Here’s an example of an applicant’s most noteworthy accomplishment on their CV summary:
Spearheaded new marketing strategy for the London Overground that led to a 7% increase in ticket sales during Q1 2021 despite the COVID-19 pandemic.
Note how this applicant uses hard numbers to provide context about the achievements and skills in their CV and summarises them for employers. They could alternatively have used an amount in pounds (e.g., a £50,000 increase).
Try to fit numbers into your CV summary no matter what job you’re applying for.
Here are some more examples:
Served as Receptionist at a busy NHS A&E department that welcomed an average of 74 patients per shift.
Earned an average of £1,074 in commission per month from Virgin Mobile for being No. 1 salesperson on the team in its busy Piccadilly Circus branch.
Staffed the reception at a bustling secondary school with over 1,470 pupils.
3. Mention other skills and achievements that make you the perfect fit
Use the final sentence of your CV summary to mention any other skills, certifications, or licences that makes you ideal for the role.
For example, if you’re applying to a technical role, mention some of the tools you know about. Take this plumber CV summary as an example:
You can also volunteer extra details about your achievements, as in these chemist and lorry driver CVs:
Maintained a 100% error-free rate in prescription dispensing.

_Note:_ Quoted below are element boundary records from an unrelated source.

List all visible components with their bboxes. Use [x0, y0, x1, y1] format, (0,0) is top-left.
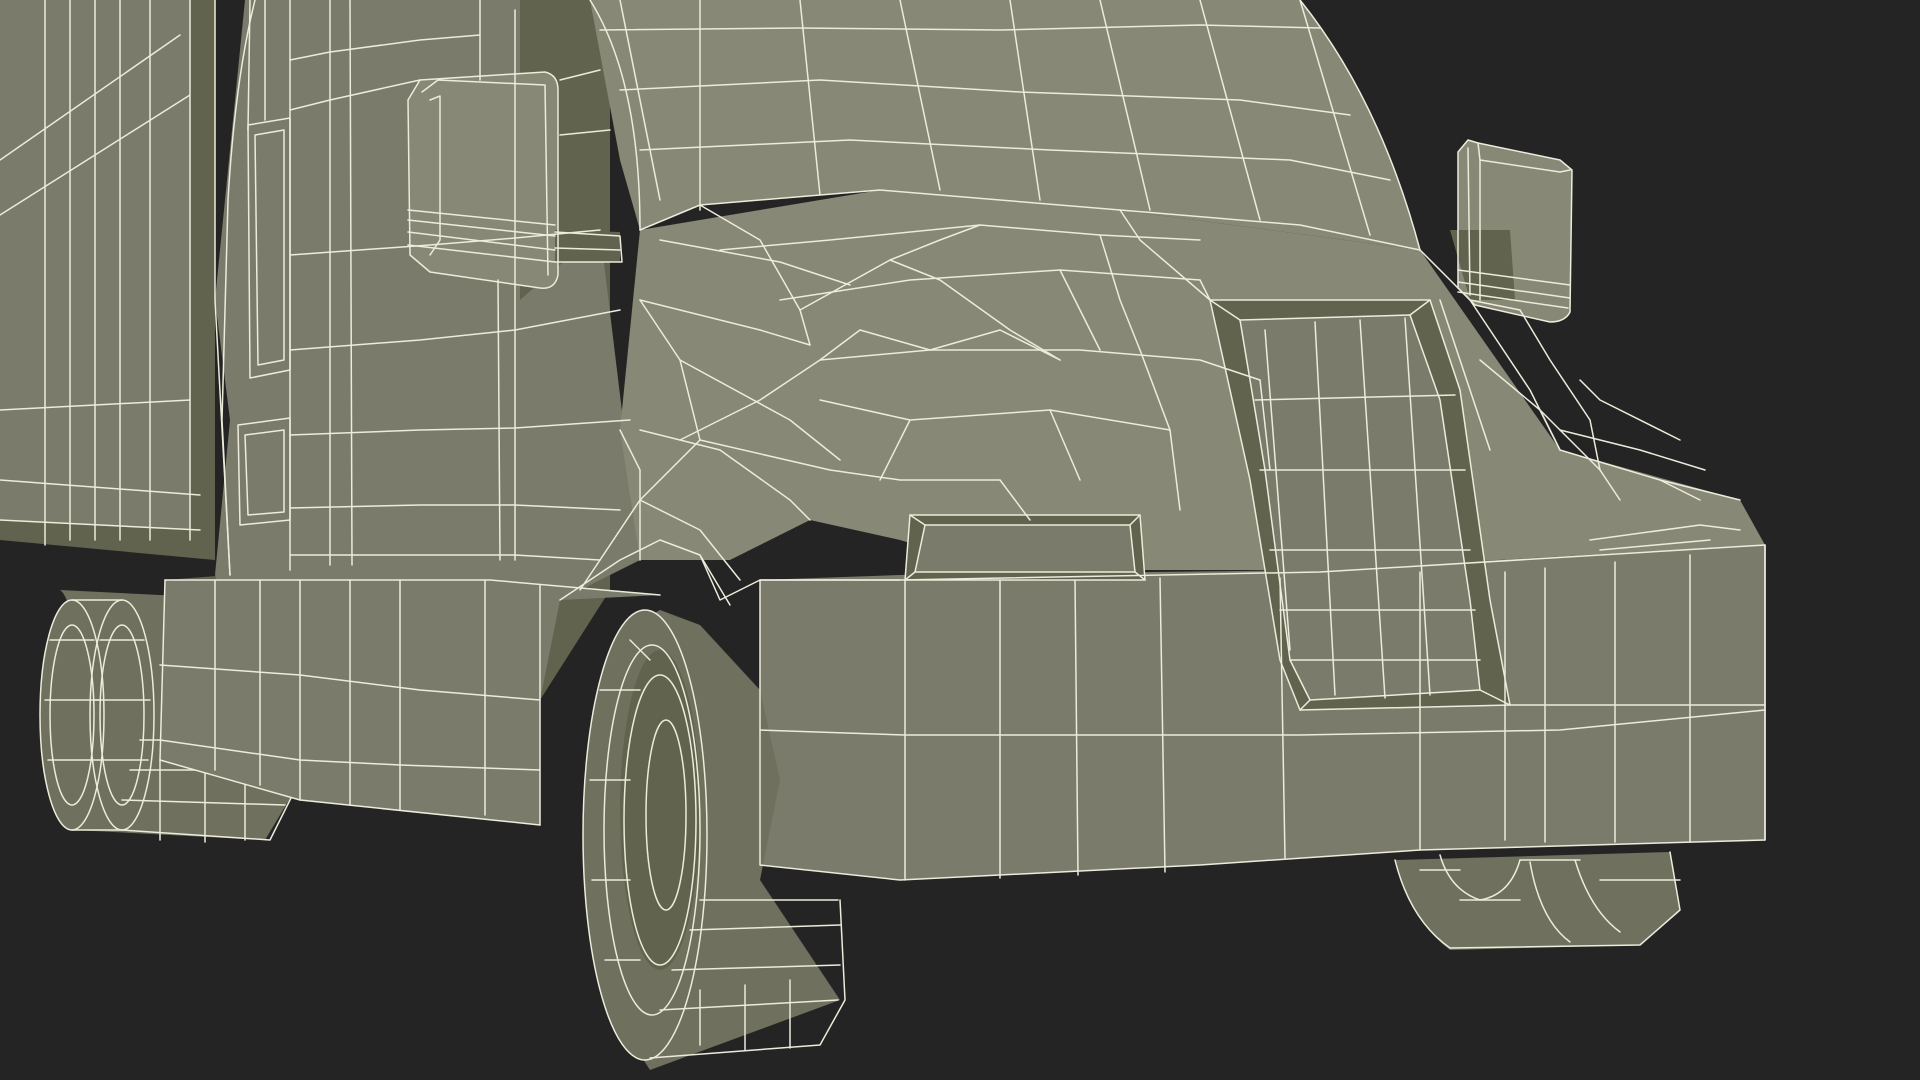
truck-wireframe-render: [0, 0, 1766, 1070]
mirror-right: [1450, 139, 1573, 323]
front-tire-right: [1394, 851, 1681, 950]
render-viewport: [0, 0, 1920, 1080]
trailer: [0, 0, 215, 560]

Possess a category C driving licence, and have clocked up 500,000+ miles while maintaining a <5% lateness rate.
If you’re a school leaver, graduate, or entry-level applicant, and don’t have many accomplishments, skills, or licences to mention, use your third sentence to talk about your aspirations:
Hope to apply my interpersonal skills to provide visitors to Penzance with an excellent and informative experience as Town Tour Guide.
You can also work your hobbies and interests into your CV summary’s last sentence if they’re relevant to the role.